Frisco 911 call-back test a success |

Frisco 911 call-back test a success

FRISCO – Chris Benson said she was alarmed when she learned only 63 percent of the test calls in the county’s new 911 system were actually delivered by a new program set up to warn citizens in times of emergency.

“Then I found out that’s about right,” the county’s communications center director said. “The company says that’s average.”

The new system, called the Emergency Preparedness Network (EPN) sends pre-recorded messages to citizens in specific geographic areas in the event of an emergency. It is designed to get information to a large number of people quickly, letting them know the nature of the emergency and what they should do.

The system will try each phone three times, with three minutes between each attempt. A call is considered complete when the line is picked up by a person or an answering machine.

Monday, 911 operators tested the new system in Frisco, sending test messages to 1,319 phones. Boulder-based Intrado, which established the EPN, obtained the phone numbers from Qwest. Phone numbers are kept confidential and were only provided to Intrado to set up the system.

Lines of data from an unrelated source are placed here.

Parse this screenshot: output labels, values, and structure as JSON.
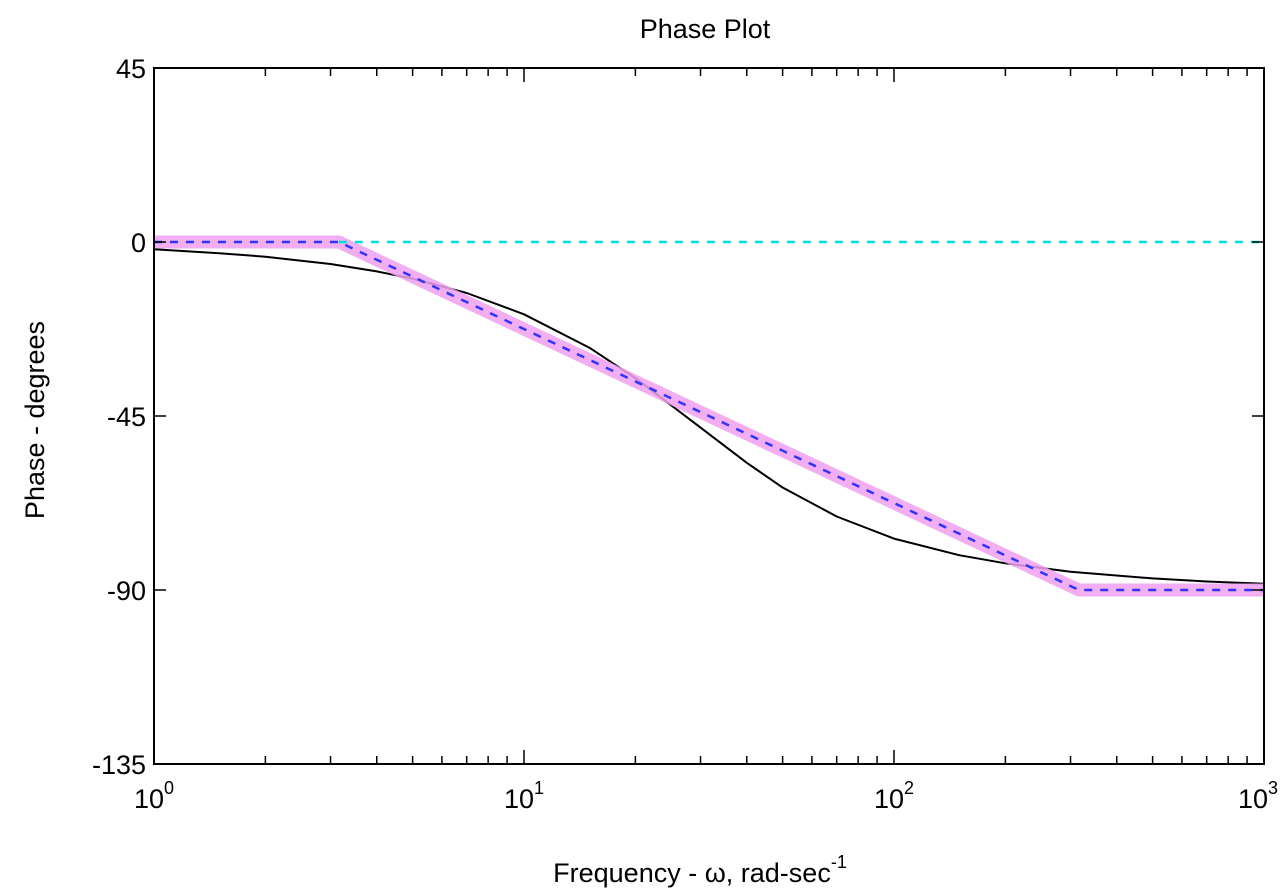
{
  "chart_data": {
    "type": "line",
    "title": "Phase Plot",
    "xlabel": "Frequency - ω, rad-sec",
    "xlabel_superscript": "-1",
    "ylabel": "Phase - degrees",
    "x_scale": "log",
    "xlim": [
      1,
      1000
    ],
    "ylim": [
      -135,
      45
    ],
    "x_ticks": [
      {
        "value": 1,
        "base": "10",
        "exp": "0"
      },
      {
        "value": 10,
        "base": "10",
        "exp": "1"
      },
      {
        "value": 100,
        "base": "10",
        "exp": "2"
      },
      {
        "value": 1000,
        "base": "10",
        "exp": "3"
      }
    ],
    "y_ticks": [
      {
        "value": 45,
        "label": "45"
      },
      {
        "value": 0,
        "label": "0"
      },
      {
        "value": -45,
        "label": "-45"
      },
      {
        "value": -90,
        "label": "-90"
      },
      {
        "value": -135,
        "label": "-135"
      }
    ],
    "grid": false,
    "series": [
      {
        "style": "solid",
        "color": "#000000",
        "x": [
          1,
          1.5,
          2,
          3,
          4,
          5,
          7,
          10,
          15,
          20,
          30,
          40,
          50,
          70,
          100,
          150,
          200,
          300,
          500,
          700,
          1000
        ],
        "y": [
          -1.9,
          -2.9,
          -3.8,
          -5.7,
          -7.6,
          -9.5,
          -13.2,
          -18.7,
          -27.3,
          -35.2,
          -48.0,
          -57.1,
          -63.5,
          -71.0,
          -76.7,
          -81.0,
          -83.1,
          -85.3,
          -87.0,
          -87.8,
          -88.4
        ]
      },
      {
        "style": "highlight-band",
        "color": "#f0a0f0",
        "x": [
          1,
          3.16,
          316,
          1000
        ],
        "y": [
          0,
          0,
          -90,
          -90
        ]
      },
      {
        "style": "dashed",
        "color": "#3333ff",
        "x": [
          1,
          3.16,
          316,
          1000
        ],
        "y": [
          0,
          0,
          -90,
          -90
        ]
      },
      {
        "style": "dashed",
        "color": "#00e0e0",
        "x": [
          3.16,
          1000
        ],
        "y": [
          0,
          0
        ]
      }
    ]
  }
}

Tuesday, emergency dispatchers almost launched an EPN to protect citizens during the arrest of a suicidal individual in Dillon Valley, Benson said, adding that the system will be important any time lives or property are in peril.

“The system is important because there needs to be a really fast way to reach a lot of people at the same time if we have, say, an evacuation due to wildfire or flooding,” Benson said. “It also puts many, many fire and law enforcement officers in the field knocking on doors to get an evacuation going. This is a major help to them. It make the process faster and smoother.”

The system can’t reach everyone, however.

Of the 842 test messages that couldn’t be delivered during Monday’s test, 450 phones didn’t pick up, 176 were modem or fax lines, 56 stayed busy throughout the test period, and 160 were either disconnected or had privacy features attached to them that the system couldn’t override.

Emergency 911 dispatchers were interested to learn that in Frisco alone, there are five Telecommunications Devices for the Deaf (TDDs). Dispatchers are trained to address the emergency needs of deaf and hard-of-hearing citizens through the system. TDD systems enable a deaf person to type messages to 911 or Qwest phone operators.

The EPN cannot reach cell phones or numbers behind a PB or switchboard. In those cases, an emergency message would merely go as far as the switchboard operator, at which point it would be the responsibility of the switchboard location to disseminate the information to others.

The system went live to the entire county Tuesday, Benson said.